Today, there is no longer that kind of clarity in the left about the nature
of our fights and the need for international solidarity. US imperialism’s
sharp attacks
<https://www.thetricontinental.org/studies-2-sanctions-and-coronashock/>
against Cuba and Venezuela continue, whilst US president Joe Biden – in the
absurd name of ‘self-defence’ – authorised the bombing of Syria. Where
there should be a straightforward defence of the people’s right to chart
their own agenda, there is instead a policy of hybrid war
<https://www.thetricontinental.org/dossier-36-twilight/> that suffocates
and delegitimises entire populations. I asked Marcelo Coulón of the
legendary band Inti-Illimani, which sang Jara’s song in front of one of the
massive manifestations in Santiago, what it meant to sing Jara’s
anti-imperialist, internationalist anthems in our context:

To sing to Ho Chi Minh today is a very special moment for me, because it
makes me go back to the times when we were connected to the world, the
solidarity world, the anti-imperialist struggle. And this shows me the
terrible damage neoliberalism has done, transforming people into deeply
individualist beings in which they don’t think beyond their own noses,
their own interests. I think in the social outburst, people sang this song
not only for the right to be able to live in peace, but for the right to
live in comprehensive peace with dignity and solidarity. I don’t want to
explain why [Jara wrote about] Ho Chi Minh, but I think everyone should
understand this solidarity gesture…I gave blood for Vietnam, but now
nothing happens.

The standoff between the Indian farmers and the government of Prime
Minister Narendra Modi enters its fourth month. The agendas of both Modi
and Piñera are squeezed by their fealty to their corporate allies. Neither
have the temperament nor the ability to retreat from their hard positions
of privatisation, cronyism, and state repression. The farmers and
agricultural workers are experiencing the same kind of obduracy experienced
by the people of Venezuela and Cuba. Despite the liberal pieties about
human rights, there is a greater commitment to the interests of the few
over the lives of the many. The necessity of ‘two, three or many
Venezuelas’ or ‘two, three or many farmers’ uprisings’ has never been
clearer, nor has solidarity been so essential.

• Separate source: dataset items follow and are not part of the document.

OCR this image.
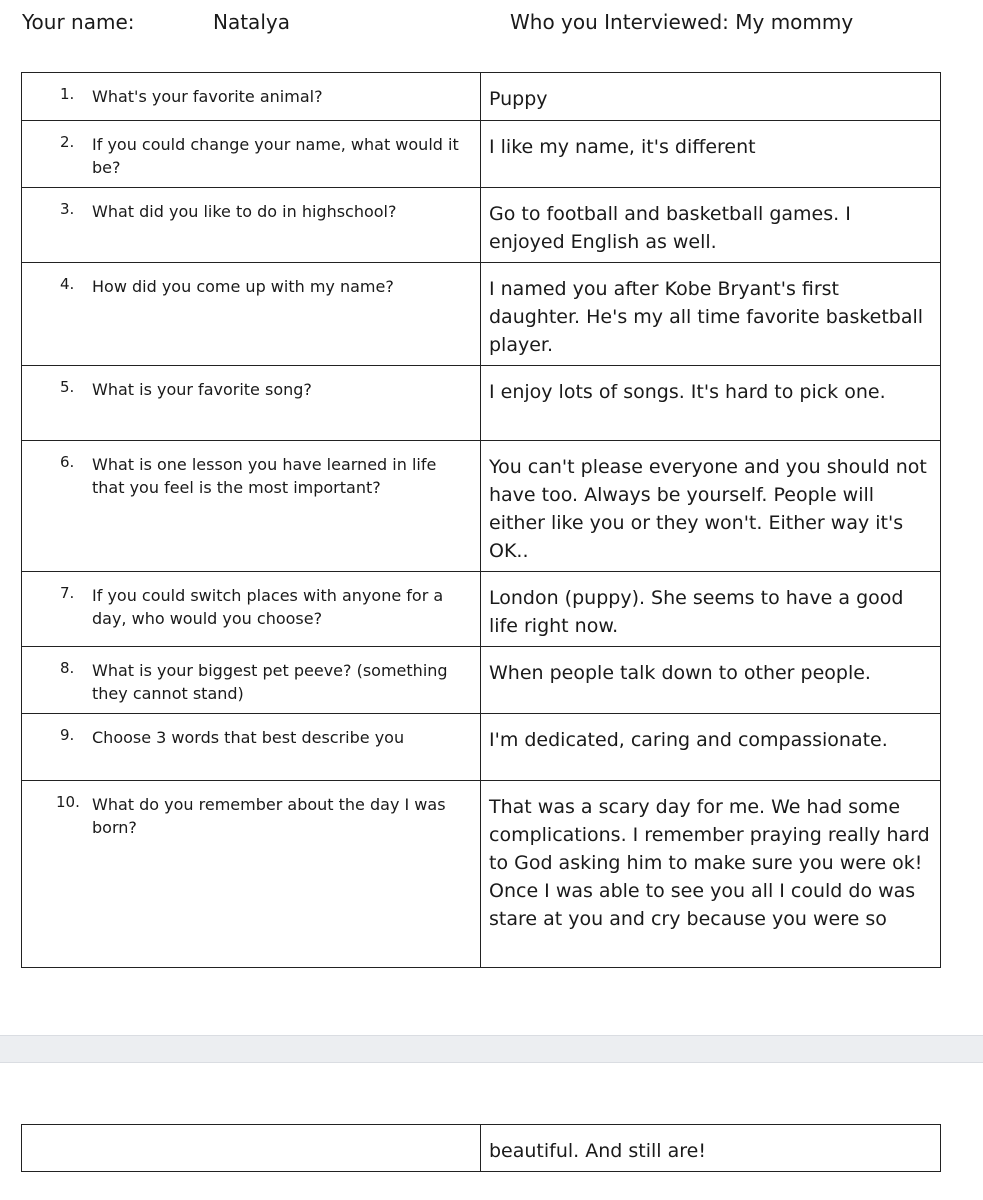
Your name:	Natalya	Who you Interviewed: My mommy
1. What's your favorite animal?	Puppy

2. If you could change your name, what would it be?	I like my name, it's different

3. What did you like to do in highschool?	Go to football and basketball games. I enjoyed English as well.

4. How did you come up with my name?	I named you after Kobe Bryant's first daughter. He's my all time favorite basketball player.

5. What is your favorite song?	I enjoy lots of songs. It's hard to pick one.

6. What is one lesson you have learned in life that you feel is the most important?	You can't please everyone and you should not have too. Always be yourself. People will either like you or they won't. Either way it's OK..

7. If you could switch places with anyone for a day, who would you choose?	London (puppy). She seems to have a good life right now.

8. What is your biggest pet peeve? (something they cannot stand)	When people talk down to other people.

9. Choose 3 words that best describe you	I'm dedicated, caring and compassionate.

10. What do you remember about the day I was born?	That was a scary day for me. We had some complications. I remember praying really hard to God asking him to make sure you were ok! Once I was able to see you all I could do was stare at you and cry because you were so

beautiful. And still are!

The right to live in peace is not a meaningless phrase; it is effectively a
challenge to the system now managed by people such as Biden, Modi, Piñera,
and others. It is a call for a simple right that provokes war because it
encroaches on the ability of the few to appropriate the greater share of
social wealth.

As they say in Chile, *Fuera Piñera*, or ‘Quit Piñera’, a slogan as much
for him as for the system that he – and others like him – uphold.